UNSW Associate Professor Julien Epps’ expertise in vocal analysis using machine learning will be applied to the five-year study of how Lifeline helps crisis callers.
When the phones started ringing at Lifeline in 1963, no one could have imagined the reach and benefit this not-for-profit organisation would have on the mental health of hundreds of thousands of Australians.
Today about 1 million calls each year are made to Lifeline 13 11 14, the national telephone helpline. Research studies have estimated that between 3 and 5 per cent of the Australian population has called Lifeline at some point.
But what is surprising is that in the half-century of Lifeline’s its operation, few studies have been undertaken to identify the outcomes achieved for callers to the service, or whether people using the service derived help appropriate to their needs.
The studies that have been undertaken have been small-scale, unpublished and have not used validated measures of outcomes related to the purpose of the service.
A grant from the National Health and Medical Research Council (NHMRC) is about to change all that.
More than $1.1 million has been set aside for a five-year study to enable a multi-institutional, multi-disciplined analysis of Lifeline’s crisis support services – telephone and online – and the impact they make for those who use them.
One of the academics involved is UNSW Sydney Faculty of Engineering’s Deputy Head of School (Education), Associate Professor Julien Epps of the School of Electrical Engineering and Telecommunications.
A/Professor Epps and his team will be looking at how machine learning can be used to analyse the vocal tone of people calling in to identify the kind of help they need.
“My team will lead the use of artificial intelligence methods to automatically identify different types of help-seekers based on their vocal qualities,” A/Professor Epps says, adding that the AI will also be able to examine written communication in cases of online chat and SMS text.
“The analysis of acoustic and linguistic information from the speech of crisis callers is a highly novel research area, where there is significant potential for new technology to contribute.”
While this is still somewhat speculative, A/Professor Epps expects machine learning could be ever-present, listening in to calls to triage them while contributing to Lifeline’s long-term strategies for supporting help-seekers.
“The crisis supporter will probably always be the first responder, but the use of machine learning could be a cue to get other specialists involved part-way through the call, or for example, help assess how many distressing calls a crisis supporter has had to handle,” he says.
A/Professor Epps is no stranger to using vocal recognition technology to analyse speech patterns of people experiencing depression.
He and his colleagues have analysed voice samples of people who are depressed and compared them with those of people who are not.
“We focused exclusively on the acoustic qualities of the voice,” A/Professor Epps says.
“We listened to the way it sounded, the timbre, the prosody – by which I mean the intonation and changes in energy – as a person speaks.
“The results up until now have been quite striking. There definitely appear to be tell-tale characteristics of a depressed person’s speech, such as flatness in tone, low energy and lack of expressiveness, which can be automatically extracted using signal processing methods.”
But the tests so far have been mainly in controlled laboratory conditions with high-end audio equipment. Whether the same patterns can be detected using the audio conditions of a telephone call is a research challenge, but A/Professor Epps’ experience working with a smartphone app startup doing just this makes him confident that machine learning in the call-centre conditions will be up to the task.
Academics from eight Australian universities and one in the US will be contributing to the study, with backgrounds in psychiatry, psychology, sociology and engineering.
Chief Investigator leading the study is University of Canberra’s Professor Debra Rickwood, who developed the idea after doing some evaluation work with staff at Lifeline.
“Lifeline has moved into the digital age and offers crisis support via online chat and soon via SMS text messaging,” Professor Rickwood says.
“Yet, despite increasingly widespread reliance on Lifeline, little research has identified the types of help-seekers that such crisis services are expected to support, nor the outcomes expected to be achieved.”
Both she and Professor Epps have a positive outlook on what the research will achieve.

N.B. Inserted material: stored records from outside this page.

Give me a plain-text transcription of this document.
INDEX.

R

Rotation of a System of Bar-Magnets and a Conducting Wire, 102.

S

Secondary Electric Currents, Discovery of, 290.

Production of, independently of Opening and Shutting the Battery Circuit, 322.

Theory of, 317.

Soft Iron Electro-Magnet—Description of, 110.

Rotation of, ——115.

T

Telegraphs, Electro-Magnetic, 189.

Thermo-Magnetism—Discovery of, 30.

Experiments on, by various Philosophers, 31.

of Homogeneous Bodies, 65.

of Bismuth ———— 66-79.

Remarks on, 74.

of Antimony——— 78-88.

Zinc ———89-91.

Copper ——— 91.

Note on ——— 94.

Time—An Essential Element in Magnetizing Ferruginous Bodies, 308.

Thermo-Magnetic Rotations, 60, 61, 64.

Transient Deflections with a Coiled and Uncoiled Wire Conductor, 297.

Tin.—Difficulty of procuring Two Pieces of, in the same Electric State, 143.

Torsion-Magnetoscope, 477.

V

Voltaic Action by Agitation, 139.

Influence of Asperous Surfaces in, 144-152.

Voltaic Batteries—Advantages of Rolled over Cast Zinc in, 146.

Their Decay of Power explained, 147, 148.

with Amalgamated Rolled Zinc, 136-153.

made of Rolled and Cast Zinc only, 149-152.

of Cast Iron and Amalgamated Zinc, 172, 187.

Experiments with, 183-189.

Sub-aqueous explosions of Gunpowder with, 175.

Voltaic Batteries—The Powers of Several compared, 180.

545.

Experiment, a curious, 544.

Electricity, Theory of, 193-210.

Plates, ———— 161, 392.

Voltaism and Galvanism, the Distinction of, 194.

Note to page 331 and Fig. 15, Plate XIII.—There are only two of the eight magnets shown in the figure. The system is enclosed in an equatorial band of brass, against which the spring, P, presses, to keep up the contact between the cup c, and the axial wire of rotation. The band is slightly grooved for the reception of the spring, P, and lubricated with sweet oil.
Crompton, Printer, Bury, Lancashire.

“We expect this research to enable Lifeline – and other crisis supports internationally – to be able to better meet the needs of community members in crisis, by using advanced technology and research methods,” Professor Rickwood says.
A/Professor Epps adds: “The project will directly impact help-seekers by ensuring they are provided the most appropriate crisis support at the time they need it most.”
Lifeline Australia executive director Alan Woodward says measuring the impact of the group in a rigorous and scientific way can only help the people who come to use it.
“In all ways, the focus on outcomes and the monitoring service performance is a way of putting the person first – something that is deep within the tradition and culture of Lifeline,” he says.